I confess that I have never been a great fan of bananas but except for the time when my dad and I fell out one tea time because I refused to eat one in a sandwich I have never really considered them to be especially dangerous. 

My dad loved bananas and it is an interesting fact that they are now the most popular fruit in the UK with Britons eating an average of between 25 and 30lbs of fruit each year; more than double the amount consumed 15 years ago.
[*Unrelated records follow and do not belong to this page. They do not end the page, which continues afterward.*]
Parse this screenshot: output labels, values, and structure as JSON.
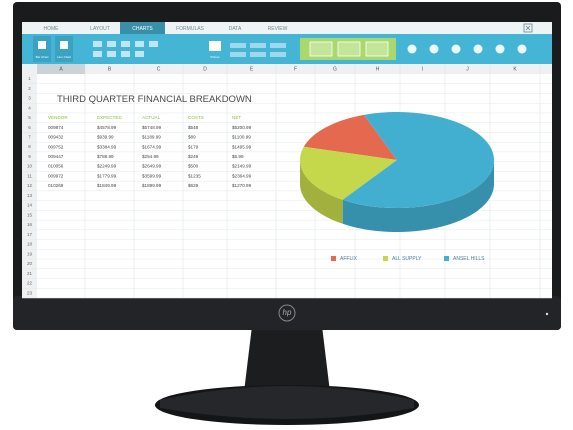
{
  "brand": "hp",
  "app": {
    "tabs": [
      "HOME",
      "LAYOUT",
      "CHARTS",
      "FORMULAS",
      "DATA",
      "REVIEW"
    ],
    "ribbon_labels": [
      "Bar Chart",
      "Line Chart",
      "Picture"
    ],
    "columns": [
      "A",
      "B",
      "C",
      "D",
      "E",
      "F",
      "G",
      "H",
      "I",
      "J",
      "K"
    ],
    "row_numbers": [
      1,
      2,
      3,
      4,
      5,
      6,
      7,
      8,
      9,
      10,
      11,
      12,
      13,
      14,
      15,
      16,
      17,
      18,
      19,
      20,
      21,
      22,
      23
    ],
    "sheet_title": "THIRD QUARTER FINANCIAL BREAKDOWN",
    "table": {
      "header": [
        "VENDOR",
        "EXPECTED",
        "ACTUAL",
        "COSTS",
        "NET"
      ],
      "rows": [
        [
          "009874",
          "$4578.99",
          "$5748.99",
          "$548",
          "$5200.99"
        ],
        [
          "009432",
          "$939.99",
          "$1189.99",
          "$89",
          "$1100.99"
        ],
        [
          "009752",
          "$3384.99",
          "$1674.99",
          "$179",
          "$1495.99"
        ],
        [
          "009447",
          "$788.99",
          "$254.99",
          "$249",
          "$5.99"
        ],
        [
          "010056",
          "$2249.99",
          "$2649.99",
          "$500",
          "$2149.99"
        ],
        [
          "009972",
          "$1779.99",
          "$3599.99",
          "$1235",
          "$2364.99"
        ],
        [
          "010269",
          "$1849.99",
          "$1899.99",
          "$629",
          "$1270.99"
        ]
      ]
    }
  },
  "chart_data": {
    "type": "pie",
    "categories": [
      "AFFLIX",
      "ALL SUPPLY",
      "ANSEL HILLS"
    ],
    "values": [
      15,
      20,
      65
    ],
    "colors": [
      "#e4694f",
      "#c5d74a",
      "#43afd0"
    ]
  }
}
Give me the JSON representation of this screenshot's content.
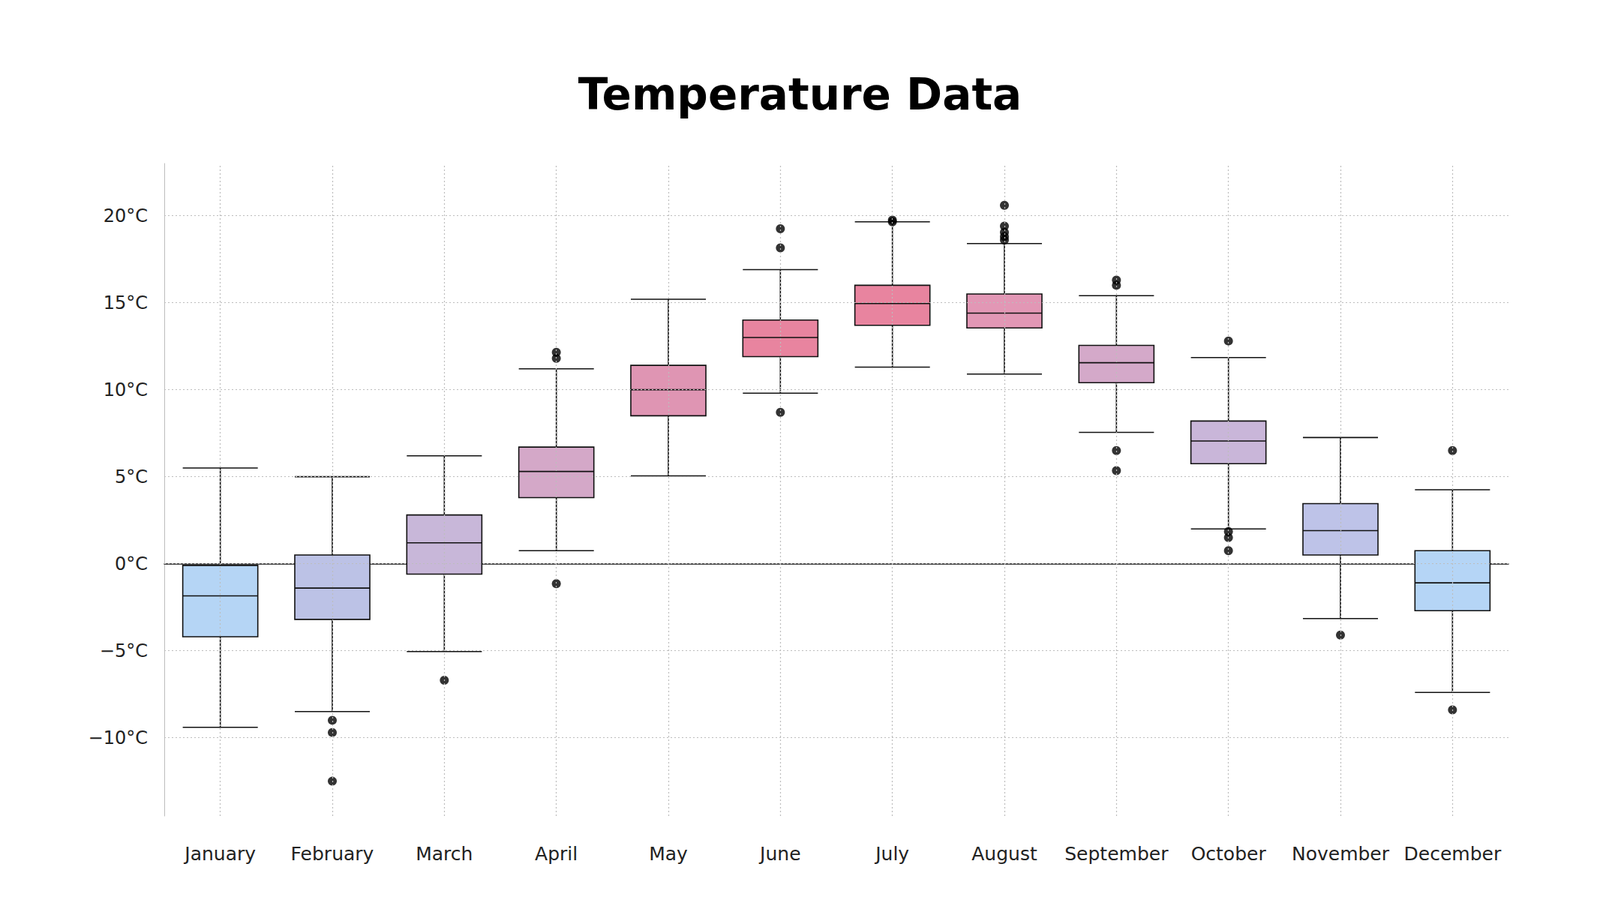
{
  "chart_data": {
    "type": "boxplot",
    "title": "Temperature Data",
    "categories": [
      "January",
      "February",
      "March",
      "April",
      "May",
      "June",
      "July",
      "August",
      "September",
      "October",
      "November",
      "December"
    ],
    "whisker_low": [
      -9.4,
      -8.5,
      -5.05,
      0.75,
      5.05,
      9.8,
      11.3,
      10.9,
      7.55,
      2.0,
      -3.15,
      -7.4
    ],
    "q1": [
      -4.2,
      -3.2,
      -0.6,
      3.8,
      8.5,
      11.9,
      13.7,
      13.55,
      10.4,
      5.75,
      0.5,
      -2.7
    ],
    "median": [
      -1.85,
      -1.4,
      1.2,
      5.3,
      10.0,
      13.0,
      14.95,
      14.4,
      11.55,
      7.05,
      1.9,
      -1.1
    ],
    "q3": [
      -0.1,
      0.5,
      2.8,
      6.7,
      11.4,
      14.0,
      16.0,
      15.5,
      12.55,
      8.2,
      3.45,
      0.75
    ],
    "whisker_high": [
      5.5,
      5.0,
      6.2,
      11.2,
      15.2,
      16.9,
      19.65,
      18.4,
      15.4,
      11.85,
      7.25,
      4.25
    ],
    "outliers": [
      [],
      [
        -9.0,
        -9.7,
        -12.5
      ],
      [
        -6.7
      ],
      [
        12.15,
        11.8,
        -1.15
      ],
      [],
      [
        19.25,
        18.15,
        8.7
      ],
      [
        19.75,
        19.65
      ],
      [
        20.6,
        19.4,
        19.05,
        18.8,
        18.6
      ],
      [
        16.3,
        16.0,
        6.5,
        5.35
      ],
      [
        12.8,
        1.85,
        1.5,
        0.75
      ],
      [
        -4.1
      ],
      [
        6.5,
        -8.4
      ]
    ],
    "colors": [
      "#b5d5f5",
      "#bcc2e6",
      "#c8b7d9",
      "#d4a8c8",
      "#df95b3",
      "#e8849f",
      "#e8849f",
      "#e297b5",
      "#d4a9c9",
      "#c9b6d9",
      "#bec3e8",
      "#b5d5f6"
    ],
    "marker": "circle",
    "ylim": [
      -14.5,
      23
    ],
    "yticks": [
      {
        "value": -10,
        "label": "−10°C"
      },
      {
        "value": -5,
        "label": "−5°C"
      },
      {
        "value": 0,
        "label": "0°C"
      },
      {
        "value": 5,
        "label": "5°C"
      },
      {
        "value": 10,
        "label": "10°C"
      },
      {
        "value": 15,
        "label": "15°C"
      },
      {
        "value": 20,
        "label": "20°C"
      }
    ],
    "grid": true
  }
}
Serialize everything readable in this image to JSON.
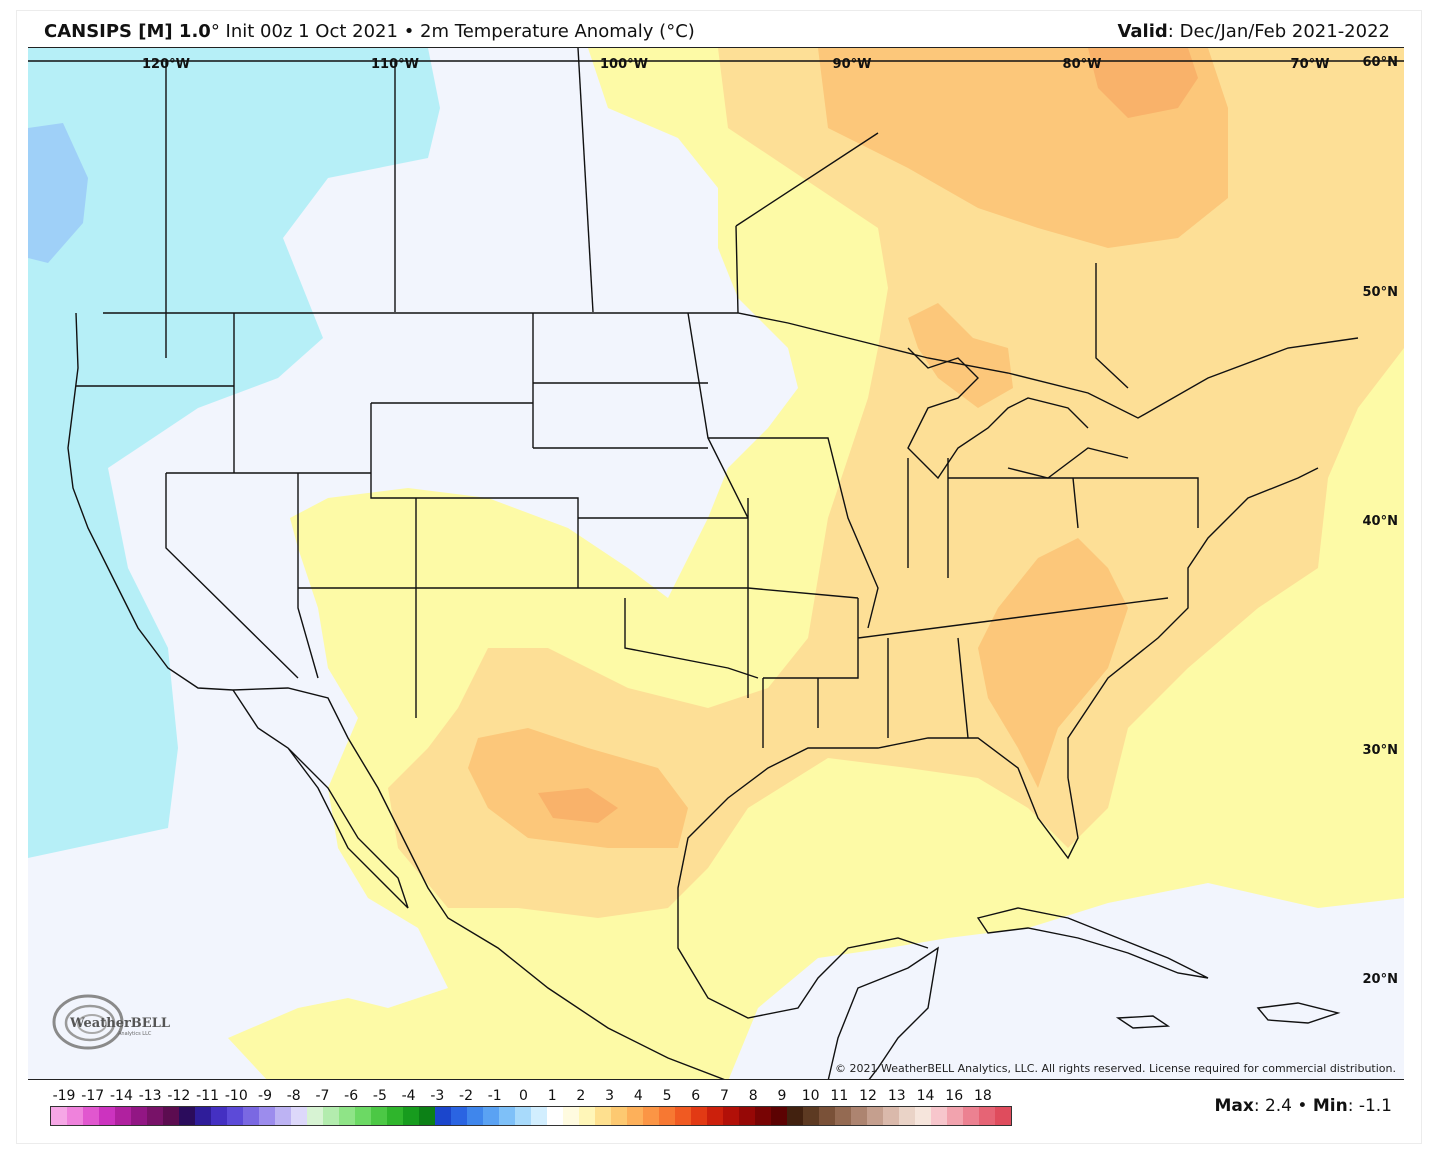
{
  "header": {
    "model": "CANSIPS [M] 1.0",
    "degree": "°",
    "init": "Init 00z 1 Oct 2021",
    "bullet": "•",
    "field": "2m Temperature Anomaly (°C)",
    "valid_label": "Valid",
    "valid_value": ": Dec/Jan/Feb 2021-2022"
  },
  "map": {
    "lon_labels": [
      "120°W",
      "110°W",
      "100°W",
      "90°W",
      "80°W",
      "70°W",
      "60°N"
    ],
    "lat_labels": [
      "50°N",
      "40°N",
      "30°N",
      "20°N"
    ],
    "copyright": "© 2021 WeatherBELL Analytics, LLC. All rights reserved. License required for commercial distribution.",
    "logo_text": "WeatherBELL",
    "logo_sub": "Analytics LLC"
  },
  "colorbar": {
    "labels": [
      "-19",
      "-17",
      "-14",
      "-13",
      "-12",
      "-11",
      "-10",
      "-9",
      "-8",
      "-7",
      "-6",
      "-5",
      "-4",
      "-3",
      "-2",
      "-1",
      "0",
      "1",
      "2",
      "3",
      "4",
      "5",
      "6",
      "7",
      "8",
      "9",
      "10",
      "11",
      "12",
      "13",
      "14",
      "16",
      "18"
    ],
    "colors": [
      "#f6a7e6",
      "#ef82dc",
      "#e157cf",
      "#cc33bf",
      "#b0219f",
      "#921684",
      "#781268",
      "#5c0c50",
      "#2b0c5c",
      "#2f1d9a",
      "#4430c2",
      "#5c4ad8",
      "#7a68e2",
      "#9c8ced",
      "#bdb3f3",
      "#ddd8fa",
      "#d7f3d3",
      "#b3ecae",
      "#8fe487",
      "#6cd964",
      "#4cc845",
      "#2fb52c",
      "#179c1e",
      "#0c8016",
      "#1b46cc",
      "#2a64e2",
      "#3f86ec",
      "#5aa2f3",
      "#7ec0f8",
      "#a8dafb",
      "#d2eefe",
      "#ffffff",
      "#fffbe0",
      "#fff6b8",
      "#fee08f",
      "#fdc971",
      "#fdb05a",
      "#fb9545",
      "#f77832",
      "#f05a22",
      "#e23a14",
      "#cc200c",
      "#b21008",
      "#960806",
      "#780404",
      "#5c0202",
      "#42210f",
      "#5d3a22",
      "#7a5138",
      "#946a52",
      "#ad8470",
      "#c59f8e",
      "#dab9ab",
      "#ead3c7",
      "#f6e5dc",
      "#f7c6cc",
      "#f2a3ae",
      "#ec8191",
      "#e66475",
      "#df4c5d"
    ]
  },
  "stats": {
    "max_label": "Max",
    "max_value": ": 2.4",
    "sep": "•",
    "min_label": "Min",
    "min_value": ": -1.1"
  },
  "palette": {
    "cold_cyan": "#b6eff7",
    "cold_blue": "#9fd0f8",
    "neutral": "#f2f5fd",
    "warm_1": "#fdfaa6",
    "warm_2": "#fddf96",
    "warm_3": "#fcc77a",
    "warm_4": "#f9b26a"
  }
}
Annual UK sales are at a record £750m, representing more than a quarter of all fruit sales.  I wrote about bananas once here – Banana Sandwiches or Chip Butties?

Tourists The Grand Tour of Europe

Finally to sex because it is estimated that well over half of all web searches are about this subject.

Firstly “Places to get laid in Europe” and believe me if I had the answer to that one then I would keep it to myself.  Perhaps the enquirer was thinking about the red light district in Amsterdam or perhaps they found their way to my post on the Grand Tour of Europe?

But I have saved my absolute favourite for this collection util the very last and this is it:

Did Vikings have large penises?”

Vikings

Well, I am not an archaeologist or an anthropologist but what  sort of odd question is that to put into a web search engine?

I find myself being completely unable to help with this subject but on a recent visit to Iceland I did get to visit the rather odd Penis Museum but I don’t think that will have the answer to that one either.